If Invasive Nutsedge Is Taking Over Your Lawn, This Is What Pinterest Recommends

Is nutsedge taking over your lawn? Pinterest recommends using a sedge-specific herbicide as one of the best ways to effectively control nutsedge in your lawn or garden. However, this method does include using a pesticide, so there are some things to keep in mind when deciding whether this is the route you want to take for nutsedge removal. Nutsedge is one of the most challenging weeds to get rid of in the lawn or garden. Once established, it is nearly impossible to remove, primarily due to its growth and reproductive habits. Before going the chemical route, there are other methods available to kill nutsedge, depending on the severity of your infestation. 

However, the chemical herbicide that Pinterest recommends is called Sedgehammer+. The main active ingredient is Halosulfuron-methyl 5%, which comes in a liquid or powdered form. It's a systematic herbicide that moves through the plant's cells, so it may take a few weeks to kill it off entirely. It is also one of the most "gentle-to-turf" pesticides for nutsedge control, so your turf grass should be fine; however, do use caution. Be careful not to get it on any desirable plants, as there is always a risk of damage when using toxic chemicals. Sledgehammer+ is a post-emergence herbicide, meaning it should be used on fully grown nutsedge. Pre-emergents are typically not effective for nutsedge removal due to the plant's resilient underground tubers, and they're usually unsafe for turf grasses.

What is nutsedge?

There are two main kinds of invasive nutsedge species that may be present in your yard: Yellow nutsedge (Cyperus esculentis) and purple nutsedge (Cyperus rotundus). Both species have a highly aggressive reproductive growth habit, making them pesky weeds in any lawn or garden. Since they are typically lighter in color, they stick out like a sore thumb in the lawn and create a non-uniform turf appearance. Nutsedges are incredibly difficult to remove, primarily because of their reproductive habit. They grow from seed, rhizomatic roots, and tubers, which means they can quickly colonize an area underground and aboveground.

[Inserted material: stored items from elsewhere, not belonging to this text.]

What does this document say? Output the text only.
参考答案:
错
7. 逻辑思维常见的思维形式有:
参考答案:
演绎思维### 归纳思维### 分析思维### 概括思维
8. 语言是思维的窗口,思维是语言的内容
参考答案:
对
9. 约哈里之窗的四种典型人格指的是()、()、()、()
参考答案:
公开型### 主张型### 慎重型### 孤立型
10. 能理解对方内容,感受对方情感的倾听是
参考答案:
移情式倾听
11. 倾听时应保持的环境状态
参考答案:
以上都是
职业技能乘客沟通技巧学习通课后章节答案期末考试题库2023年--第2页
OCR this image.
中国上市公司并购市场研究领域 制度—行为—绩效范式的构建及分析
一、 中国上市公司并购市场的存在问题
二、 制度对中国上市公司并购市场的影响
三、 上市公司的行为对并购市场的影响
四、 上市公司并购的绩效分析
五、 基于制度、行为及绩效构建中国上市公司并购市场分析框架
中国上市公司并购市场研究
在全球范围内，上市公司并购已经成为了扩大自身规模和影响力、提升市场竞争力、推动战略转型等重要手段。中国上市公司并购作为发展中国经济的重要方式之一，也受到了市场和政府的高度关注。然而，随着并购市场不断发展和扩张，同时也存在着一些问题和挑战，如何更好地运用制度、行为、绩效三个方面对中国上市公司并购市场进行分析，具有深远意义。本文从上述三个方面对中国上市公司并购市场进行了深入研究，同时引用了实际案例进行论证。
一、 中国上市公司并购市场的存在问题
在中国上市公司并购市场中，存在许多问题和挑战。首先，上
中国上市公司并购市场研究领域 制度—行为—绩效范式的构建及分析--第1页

Naturally occurring in Europe, the Middle East, and Africa, it is unclear how or when it was introduced to the United States. In its native range, it is an important food crop. In Spain, the nutty tubers are used to make a beverage called horchata. In parts of Northern Africa, it is known as Chufa, and grown for its edible tubers that are naturally high in protein, carbohydrates, natural sugars, fiber, and oils. Pig farmers in the Southern U.S. states of Georgia and Florida cultivate it for their pigs as it provides a nutrient-rich feed. While it is currently notorious as an invasive and noxious weed, Native Americans would harvest the nutritious tubers for various edible uses. However, it's a weedy pest in the wrong environments. Furthermore, nutsedge weed prevention can take many different approaches.

How to use Sedgehammer+ and other alternatives

Sedgehammer+ is the top recommended way to chemically remove nutsedge from your yard. The powder is an inexpensive and easy option. Mix one packet into a gallon of water in a tank or herbicide sprayer and spray the affected area. This amount should cover 1,000 square feet. It should take 10-14 days to see results, so getting a few packets to reapply may be necessary. However, it is imperative to note that Sledgehammer+ is not safe for use near edible plants or garden beds. Additionally, it is a pesticide, so be sure to use it responsibly. Check out this warning on the use of pesticides from the University of California Agriculture and Natural Resources division for safety and disposal.

If chemicals aren't your thing, other cultural practices can help get rid of nutsedge in your yard or garden without pesticides. However, this is highly dependent on how infested your yard is. If your yard is completely covered in nutsedge, getting rid of it is next to impossible. You can remove it by hand, but you want to make sure that you are digging out 10 inches in diameter around the plant. Since they regrow from rhizomes and tubers, you want to get as much of the root ball as possible. Since nutsedge loves moisture, you can also dry them out by calibrating your irrigation accordingly. This will deprive nutsedge of what it needs to survive and cause it to die naturally.